Conan Doyle aveva avuto a sua volta la massima considerazione per Darwin – dotato di «una mente onnicomprensiva» senza precedenti – così come di Spencer e di Stuart Mill[14]. All’Università di Edimburgo aveva eletto a proprio mentore Joseph Bell, nipote del precedente, dotato di straordinarie doti di diagnosta e di osservatore. Non ancora ventenne, Doyle nel 1876 era rimasto strabiliato di fronte alle sue esibizioni: allampanato, bruna capigliatura setolosa, Bell in aula ordinava allo studente (Arthur) di far entrare i pazienti uno a uno e inesorabilmente ne coglieva con un solo sguardo il malanno e anche il mestiere e le abitudini[15].

In modo sorprendentemente affine, Jean-Martin Charcot, seguace di Duchenne, la chioma candida e le orbite buie, possedeva altrettanto occhio clinico, la capacità di catturare istantaneamente la fisionomia di una persona e di schizzarla a mente sulla carta, inoppugnabile. Nel corso delle sue lezioni, Charcot, grazie all’ipnosi di cui faceva uso nei casi d’isteria, aveva svelato a Freud, borsista presso l’ospedale parigino della Salpêtrière (1885), l’azione della parte sommersa della psiche, decifrandola con l’intuizione creativa[16].

Sarà Bell a ispirare un giorno in Doyle la figura del suo campione dell’investigazione criminale, Sherlock Holmes (Watson era semmai la proiezione di Doyle stesso), ma sarà Charcot a svelare a Freud l’esistenza dell’inconscio.

 

  1. La lampada rossa

Va riconosciuto che le vite dei due personaggi per un periodo si erano fatte divergenti, ma era stato di breve durata. Freud aveva impiegato otto anni per laurearsi all’Università di Vienna, nel 1881. Aveva trovato impiego all’Istituto Zoologico, quindi all’Istituto di Fisiologia e poi all’Ospedale Generale della capitale austriaca. Conan Doyle aveva invece pubblicato il suo primo racconto nel 1879 (The Mystery of Sasassa Valley), e si era imbarcato per sei mesi in qualità di apprendista medico di bordo sulla baleniera Hope (1880), a caccia nel Circolo Polare Artico; sarebbe seguita un’altra esperienza marinaresca, sulla Mayumba, lungo le coste africane (1882). Il dato significante, comunque, resta che anche Arthur si era addottorato in medicina in quel 1881, a Edimburgo, con una tesi sulla atassia locomotoria.

Seguono gli anni di iniziazione alla pratica professionale. Doyle si è stabilito nel 1882 a Southsea, al numero 1 di Bush Villas, e ha installato davanti al portone una targa lustra e un globo rosso luminescente, quale vistosa insegna di medico generico. La sala di consultazione l’ha allestita al di là delle sue possibilità economiche, con tappeto, tavolo di quercia, quadri e uno strumentario fornito. Né lo stratagemma della lampada da caserma dei pompieri, né l’ambulatorio elegante sortiscono però l’effetto desiderato da Arthur, il quale trascorre le giornate in attesa di pazienti che non si presentano (di momenti altrettanto vuoti patirà anche il suo Sherlock).

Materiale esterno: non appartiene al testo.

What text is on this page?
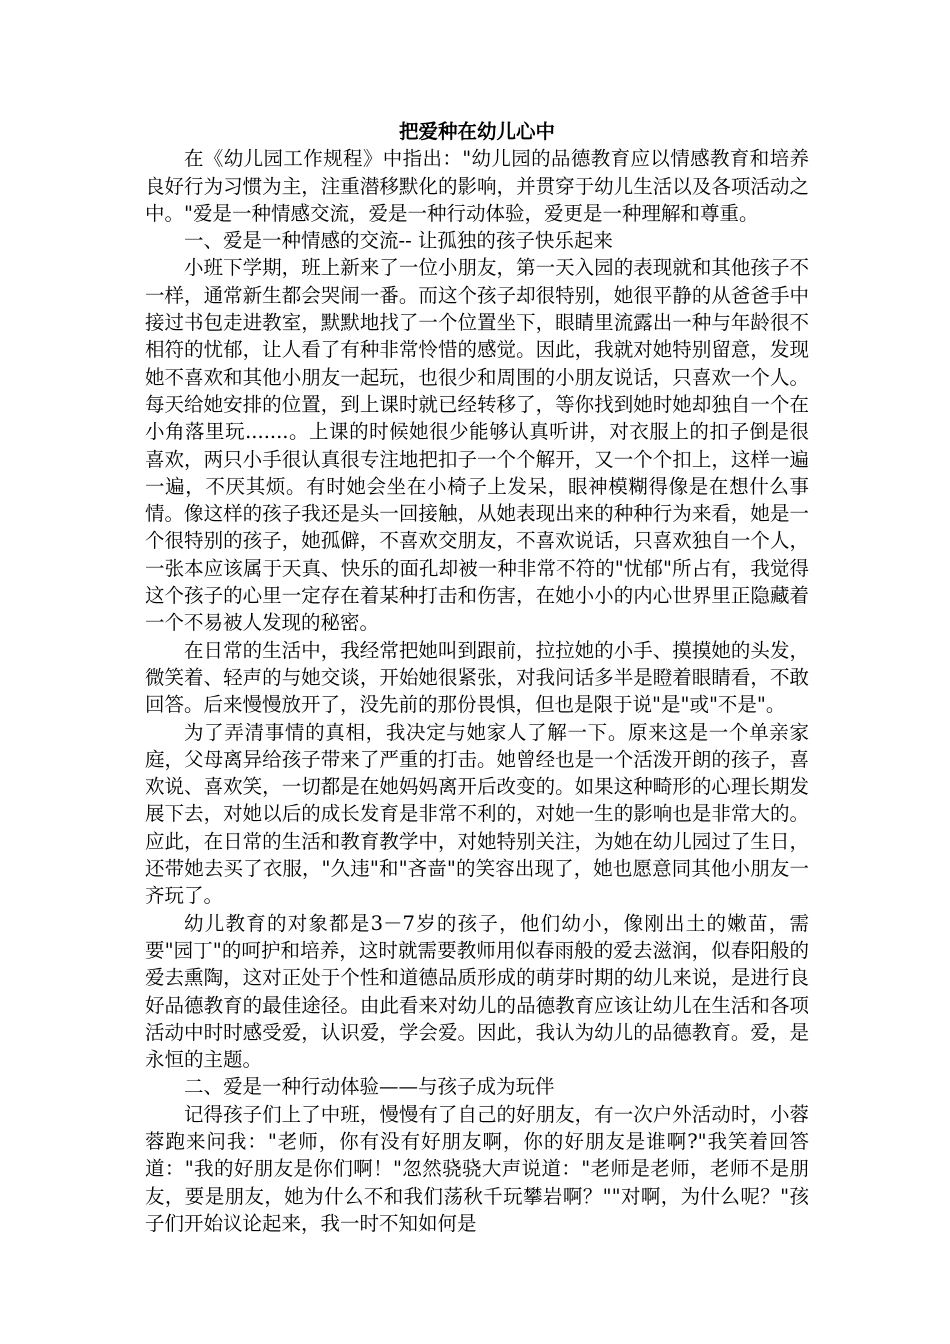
把爱种在幼儿心中

在《幼儿园工作规程》中指出："幼儿园的品德教育应以情感教育和培养良好行为习惯为主，注重潜移默化的影响，并贯穿于幼儿生活以及各项活动之中。"爱是一种情感交流，爱是一种行动体验，爱更是一种理解和尊重。

一、爱是一种情感的交流-- 让孤独的孩子快乐起来

小班下学期，班上新来了一位小朋友，第一天入园的表现就和其他孩子不一样，通常新生都会哭闹一番。而这个孩子却很特别，她很平静的从爸爸手中接过书包走进教室，默默地找了一个位置坐下，眼睛里流露出一种与年龄很不相符的忧郁，让人看了有种非常怜惜的感觉。因此，我就对她特别留意，发现她不喜欢和其他小朋友一起玩，也很少和周围的小朋友说话，只喜欢一个人。每天给她安排的位置，到上课时就已经转移了，等你找到她时她却独自一个在小角落里玩.......。上课的时候她很少能够认真听讲，对衣服上的扣子倒是很喜欢，两只小手很认真很专注地把扣子一个个解开，又一个个扣上，这样一遍一遍，不厌其烦。有时她会坐在小椅子上发呆，眼神模糊得像是在想什么事情。像这样的孩子我还是头一回接触，从她表现出来的种种行为来看，她是一个很特别的孩子，她孤僻，不喜欢交朋友，不喜欢说话，只喜欢独自一个人，一张本应该属于天真、快乐的面孔却被一种非常不符的"忧郁"所占有，我觉得这个孩子的心里一定存在着某种打击和伤害，在她小小的内心世界里正隐藏着一个不易被人发现的秘密。

在日常的生活中，我经常把她叫到跟前，拉拉她的小手、摸摸她的头发，微笑着、轻声的与她交谈，开始她很紧张，对我问话多半是瞪着眼睛看，不敢回答。后来慢慢放开了，没先前的那份畏惧，但也是限于说"是"或"不是"。

为了弄清事情的真相，我决定与她家人了解一下。原来这是一个单亲家庭，父母离异给孩子带来了严重的打击。她曾经也是一个活泼开朗的孩子，喜欢说、喜欢笑，一切都是在她妈妈离开后改变的。如果这种畸形的心理长期发展下去，对她以后的成长发育是非常不利的，对她一生的影响也是非常大的。应此，在日常的生活和教育教学中，对她特别关注，为她在幼儿园过了生日，还带她去买了衣服，"久违"和"吝啬"的笑容出现了，她也愿意同其他小朋友一齐玩了。

幼儿教育的对象都是3－7岁的孩子，他们幼小，像刚出土的嫩苗，需要"园丁"的呵护和培养，这时就需要教师用似春雨般的爱去滋润，似春阳般的爱去熏陶，这对正处于个性和道德品质形成的萌芽时期的幼儿来说，是进行良好品德教育的最佳途径。由此看来对幼儿的品德教育应该让幼儿在生活和各项活动中时时感受爱，认识爱，学会爱。因此，我认为幼儿的品德教育。爱，是永恒的主题。

二、爱是一种行动体验——与孩子成为玩伴

记得孩子们上了中班，慢慢有了自己的好朋友，有一次户外活动时，小蓉蓉跑来问我："老师，你有没有好朋友啊，你的好朋友是谁啊?"我笑着回答道："我的好朋友是你们啊！"忽然骁骁大声说道："老师是老师，老师不是朋友，要是朋友，她为什么不和我们荡秋千玩攀岩啊？""对啊，为什么呢？"孩子们开始议论起来，我一时不知如何是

Narrerà nella raccolta intitolata La lampada rossa (1894):

Uomini, donne e bambini… durante una giornata ne passavano a migliaia, e tuttavia tutti sembravano trascorrere in fretta, occupati nei loro affari, gettando appena un’occhiata alla piccola placca di ottone o evitando di sprecare un pensiero riguardo a quell’uomo in attesa nel suo studio. Eppure, quanti di loro sicuramente, naturalmente, avrebbero potuto trovare giovamento nella sua assistenza professionale. Uomini dispeptici, donne anemiche, volti pustolosi, carnagioni biliari…[17].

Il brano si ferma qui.